3 of 120 comments (clear)

  1. Re:Fetishization by Locke2005 · · Score: 1, Informative

    Sure, I want to listen to a recording media that degrades every time you use it! My audiophile friend has high-end electrostatic speakers driven by a tube-based 500W amplifier, high end phonograph and oversampling CD player... and the CDs sound better.

    --
    I've abandoned my search for truth; now I'm just looking for some useful delusions.
  2. Re:Fetishization by ottawanker · · Score: 4, Informative

    Lots of vinyl has been mastered 'better' than CDs. Basically anything in the 'loudness war' that was released on both vinyl and CD will sound better on vinyl, because it won't constantly be clipping (Red Hot Chili Peppers' Californication is an album I can't stand to listen to on CD).
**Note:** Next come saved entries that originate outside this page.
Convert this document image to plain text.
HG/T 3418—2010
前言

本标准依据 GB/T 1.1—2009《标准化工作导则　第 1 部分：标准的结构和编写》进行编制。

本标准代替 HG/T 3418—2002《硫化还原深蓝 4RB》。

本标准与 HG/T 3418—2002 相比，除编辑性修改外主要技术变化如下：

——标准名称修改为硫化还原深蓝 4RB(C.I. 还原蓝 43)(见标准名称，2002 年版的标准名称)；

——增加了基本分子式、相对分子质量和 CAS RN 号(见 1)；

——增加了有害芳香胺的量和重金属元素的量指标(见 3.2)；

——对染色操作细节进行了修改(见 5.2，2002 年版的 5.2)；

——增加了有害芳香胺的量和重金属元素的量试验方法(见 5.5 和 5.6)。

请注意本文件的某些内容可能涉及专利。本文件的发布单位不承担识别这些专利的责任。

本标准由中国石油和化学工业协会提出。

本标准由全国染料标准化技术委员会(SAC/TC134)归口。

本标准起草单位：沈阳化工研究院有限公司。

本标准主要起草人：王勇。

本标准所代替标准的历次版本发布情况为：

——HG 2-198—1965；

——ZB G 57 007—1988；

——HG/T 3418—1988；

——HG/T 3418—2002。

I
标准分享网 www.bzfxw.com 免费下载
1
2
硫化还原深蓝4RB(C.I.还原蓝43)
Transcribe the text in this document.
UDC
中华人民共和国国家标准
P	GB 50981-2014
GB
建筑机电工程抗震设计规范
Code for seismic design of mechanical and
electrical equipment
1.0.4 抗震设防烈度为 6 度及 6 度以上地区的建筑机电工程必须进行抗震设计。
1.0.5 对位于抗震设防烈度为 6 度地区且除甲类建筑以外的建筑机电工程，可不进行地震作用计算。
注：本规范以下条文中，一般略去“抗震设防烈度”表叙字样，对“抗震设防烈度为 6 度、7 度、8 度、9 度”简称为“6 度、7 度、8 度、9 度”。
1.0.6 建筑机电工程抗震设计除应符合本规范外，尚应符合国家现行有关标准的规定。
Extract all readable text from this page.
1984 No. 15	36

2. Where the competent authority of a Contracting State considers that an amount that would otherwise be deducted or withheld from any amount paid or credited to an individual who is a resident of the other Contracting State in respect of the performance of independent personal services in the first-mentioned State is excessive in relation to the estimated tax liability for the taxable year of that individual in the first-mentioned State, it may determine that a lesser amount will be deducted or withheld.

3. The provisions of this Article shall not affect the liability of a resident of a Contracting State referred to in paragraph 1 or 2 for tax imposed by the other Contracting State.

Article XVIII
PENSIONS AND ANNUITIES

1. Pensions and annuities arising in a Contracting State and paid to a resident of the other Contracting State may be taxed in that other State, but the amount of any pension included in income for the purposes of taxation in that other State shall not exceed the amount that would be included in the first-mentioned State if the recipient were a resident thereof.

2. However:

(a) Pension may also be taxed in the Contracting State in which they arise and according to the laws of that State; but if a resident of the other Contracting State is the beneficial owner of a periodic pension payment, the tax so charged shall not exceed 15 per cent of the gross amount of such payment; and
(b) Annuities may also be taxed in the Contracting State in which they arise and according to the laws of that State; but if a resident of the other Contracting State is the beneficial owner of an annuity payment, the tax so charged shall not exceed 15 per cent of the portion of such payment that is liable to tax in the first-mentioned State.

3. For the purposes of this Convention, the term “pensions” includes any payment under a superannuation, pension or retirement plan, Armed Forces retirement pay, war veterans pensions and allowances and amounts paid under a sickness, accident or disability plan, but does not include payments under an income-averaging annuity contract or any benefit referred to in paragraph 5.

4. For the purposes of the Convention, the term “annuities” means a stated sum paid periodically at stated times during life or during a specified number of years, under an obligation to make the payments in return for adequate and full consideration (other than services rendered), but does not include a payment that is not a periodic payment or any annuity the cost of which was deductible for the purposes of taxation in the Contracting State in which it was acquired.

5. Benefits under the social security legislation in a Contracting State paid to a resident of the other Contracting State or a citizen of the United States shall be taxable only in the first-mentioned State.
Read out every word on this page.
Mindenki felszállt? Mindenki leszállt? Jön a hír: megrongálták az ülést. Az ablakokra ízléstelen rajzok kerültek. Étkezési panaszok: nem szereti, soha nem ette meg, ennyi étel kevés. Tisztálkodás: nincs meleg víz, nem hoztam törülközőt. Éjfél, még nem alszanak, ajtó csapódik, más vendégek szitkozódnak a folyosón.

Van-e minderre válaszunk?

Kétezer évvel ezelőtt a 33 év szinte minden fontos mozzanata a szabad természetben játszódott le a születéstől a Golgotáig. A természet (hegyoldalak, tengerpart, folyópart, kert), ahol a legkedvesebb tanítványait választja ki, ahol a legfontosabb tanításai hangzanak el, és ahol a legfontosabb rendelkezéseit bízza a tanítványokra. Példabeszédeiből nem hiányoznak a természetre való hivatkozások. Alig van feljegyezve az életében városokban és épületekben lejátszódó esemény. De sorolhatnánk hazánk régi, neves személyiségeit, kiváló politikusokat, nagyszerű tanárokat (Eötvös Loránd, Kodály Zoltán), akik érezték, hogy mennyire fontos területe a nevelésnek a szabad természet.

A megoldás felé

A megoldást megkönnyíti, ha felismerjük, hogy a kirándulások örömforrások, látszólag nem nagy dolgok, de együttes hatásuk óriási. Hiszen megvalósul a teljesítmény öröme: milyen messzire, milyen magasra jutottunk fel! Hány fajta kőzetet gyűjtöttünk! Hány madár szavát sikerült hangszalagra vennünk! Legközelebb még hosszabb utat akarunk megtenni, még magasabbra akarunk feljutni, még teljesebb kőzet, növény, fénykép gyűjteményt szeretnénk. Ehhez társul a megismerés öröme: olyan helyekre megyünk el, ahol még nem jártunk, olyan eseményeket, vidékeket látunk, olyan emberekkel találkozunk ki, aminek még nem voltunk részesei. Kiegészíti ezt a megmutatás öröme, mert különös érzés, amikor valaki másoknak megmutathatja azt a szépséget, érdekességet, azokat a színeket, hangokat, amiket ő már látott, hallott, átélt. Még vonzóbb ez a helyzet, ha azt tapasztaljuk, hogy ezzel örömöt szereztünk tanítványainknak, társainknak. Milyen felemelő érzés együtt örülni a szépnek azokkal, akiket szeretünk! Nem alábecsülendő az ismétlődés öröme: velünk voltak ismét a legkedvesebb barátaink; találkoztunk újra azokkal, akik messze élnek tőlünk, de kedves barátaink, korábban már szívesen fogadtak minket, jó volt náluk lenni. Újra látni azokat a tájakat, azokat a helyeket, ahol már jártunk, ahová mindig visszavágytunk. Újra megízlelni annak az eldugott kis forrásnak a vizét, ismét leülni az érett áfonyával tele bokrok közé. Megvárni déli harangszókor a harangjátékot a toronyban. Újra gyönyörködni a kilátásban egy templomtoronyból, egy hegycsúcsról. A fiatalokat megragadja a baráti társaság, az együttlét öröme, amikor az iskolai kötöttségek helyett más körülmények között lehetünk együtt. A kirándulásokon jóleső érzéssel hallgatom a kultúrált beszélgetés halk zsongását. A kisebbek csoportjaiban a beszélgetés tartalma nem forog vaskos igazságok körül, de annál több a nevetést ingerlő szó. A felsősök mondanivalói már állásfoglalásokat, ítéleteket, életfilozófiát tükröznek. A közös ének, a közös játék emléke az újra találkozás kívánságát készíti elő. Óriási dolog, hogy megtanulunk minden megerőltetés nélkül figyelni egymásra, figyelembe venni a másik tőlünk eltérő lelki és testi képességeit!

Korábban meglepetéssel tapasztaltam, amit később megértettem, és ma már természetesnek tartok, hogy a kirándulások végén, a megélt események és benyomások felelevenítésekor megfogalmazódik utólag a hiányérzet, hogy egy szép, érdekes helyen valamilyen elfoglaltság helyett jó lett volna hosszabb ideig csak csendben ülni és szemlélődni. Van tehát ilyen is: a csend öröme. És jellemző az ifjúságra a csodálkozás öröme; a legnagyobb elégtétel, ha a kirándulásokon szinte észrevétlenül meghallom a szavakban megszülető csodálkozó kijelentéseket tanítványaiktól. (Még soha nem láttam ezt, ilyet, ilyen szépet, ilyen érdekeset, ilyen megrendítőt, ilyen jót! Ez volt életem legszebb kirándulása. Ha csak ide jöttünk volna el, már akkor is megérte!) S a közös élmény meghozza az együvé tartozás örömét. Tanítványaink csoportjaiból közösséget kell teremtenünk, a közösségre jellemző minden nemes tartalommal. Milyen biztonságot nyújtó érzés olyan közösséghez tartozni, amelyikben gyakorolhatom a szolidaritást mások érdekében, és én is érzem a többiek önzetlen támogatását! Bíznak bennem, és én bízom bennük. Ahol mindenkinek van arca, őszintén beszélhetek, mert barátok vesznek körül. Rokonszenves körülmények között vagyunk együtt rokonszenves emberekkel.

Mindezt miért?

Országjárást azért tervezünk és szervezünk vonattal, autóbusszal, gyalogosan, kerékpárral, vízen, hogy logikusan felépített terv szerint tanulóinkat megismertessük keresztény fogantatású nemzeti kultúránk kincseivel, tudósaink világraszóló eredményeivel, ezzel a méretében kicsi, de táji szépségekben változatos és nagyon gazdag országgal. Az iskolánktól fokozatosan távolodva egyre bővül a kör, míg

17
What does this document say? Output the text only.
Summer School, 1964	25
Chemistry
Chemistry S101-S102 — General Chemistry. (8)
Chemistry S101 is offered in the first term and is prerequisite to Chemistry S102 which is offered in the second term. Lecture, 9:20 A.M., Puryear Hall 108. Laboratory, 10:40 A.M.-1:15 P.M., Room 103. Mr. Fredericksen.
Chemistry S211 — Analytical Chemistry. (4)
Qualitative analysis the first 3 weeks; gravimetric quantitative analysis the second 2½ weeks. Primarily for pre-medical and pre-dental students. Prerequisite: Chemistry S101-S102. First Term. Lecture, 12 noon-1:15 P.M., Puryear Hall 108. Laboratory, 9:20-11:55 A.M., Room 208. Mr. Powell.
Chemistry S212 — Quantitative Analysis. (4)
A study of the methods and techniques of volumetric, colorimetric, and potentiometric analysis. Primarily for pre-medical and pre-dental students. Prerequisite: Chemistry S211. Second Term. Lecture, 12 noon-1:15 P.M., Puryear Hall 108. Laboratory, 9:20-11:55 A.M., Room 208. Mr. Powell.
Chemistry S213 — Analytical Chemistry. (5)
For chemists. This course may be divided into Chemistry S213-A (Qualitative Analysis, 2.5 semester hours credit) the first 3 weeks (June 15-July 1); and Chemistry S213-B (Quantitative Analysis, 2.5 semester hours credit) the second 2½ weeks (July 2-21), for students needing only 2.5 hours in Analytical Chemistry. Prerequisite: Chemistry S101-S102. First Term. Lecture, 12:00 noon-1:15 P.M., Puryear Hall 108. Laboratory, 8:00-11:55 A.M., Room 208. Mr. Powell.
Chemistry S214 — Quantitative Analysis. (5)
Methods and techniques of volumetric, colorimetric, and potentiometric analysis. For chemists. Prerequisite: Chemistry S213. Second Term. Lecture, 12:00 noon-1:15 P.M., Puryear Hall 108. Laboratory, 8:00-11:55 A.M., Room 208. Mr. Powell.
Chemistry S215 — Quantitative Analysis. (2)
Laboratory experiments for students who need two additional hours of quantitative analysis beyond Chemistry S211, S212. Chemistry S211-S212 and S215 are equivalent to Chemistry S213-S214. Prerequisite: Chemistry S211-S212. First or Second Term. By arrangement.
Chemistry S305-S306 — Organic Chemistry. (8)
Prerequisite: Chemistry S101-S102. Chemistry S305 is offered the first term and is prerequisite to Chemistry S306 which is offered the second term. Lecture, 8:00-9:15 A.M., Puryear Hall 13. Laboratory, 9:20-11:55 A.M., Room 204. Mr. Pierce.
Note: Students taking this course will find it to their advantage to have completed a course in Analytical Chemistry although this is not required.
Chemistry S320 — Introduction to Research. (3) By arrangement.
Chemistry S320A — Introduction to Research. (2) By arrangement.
  3. Why is this modded "Funny"? by mykepredko · · Score: 2, Informative

    I grew up in the '70s - if you considered yourself anything other than a loser that didn't know anything about audio, this is what you did.

    That and worry about:
    - Your turntable (always wanted a direct drive for providing the most accurate 33 RPM)
    - Arm (had to be balanced to minimized forces on the cartridge, needle and record)
    - Cartridge
    - Needle

    I have a Technics turntable with a Shure cartridge and needle that probably cost the equivalent of $2,000 today. I couldn't find needles for the cartridges for years (although I can now) but now that I have replaced most of my collection with CDs,

    I haven't brought it out of the (orginal) box for a few years now.

    The irony is, I can't sell it to anybody because it isn't "modern technology".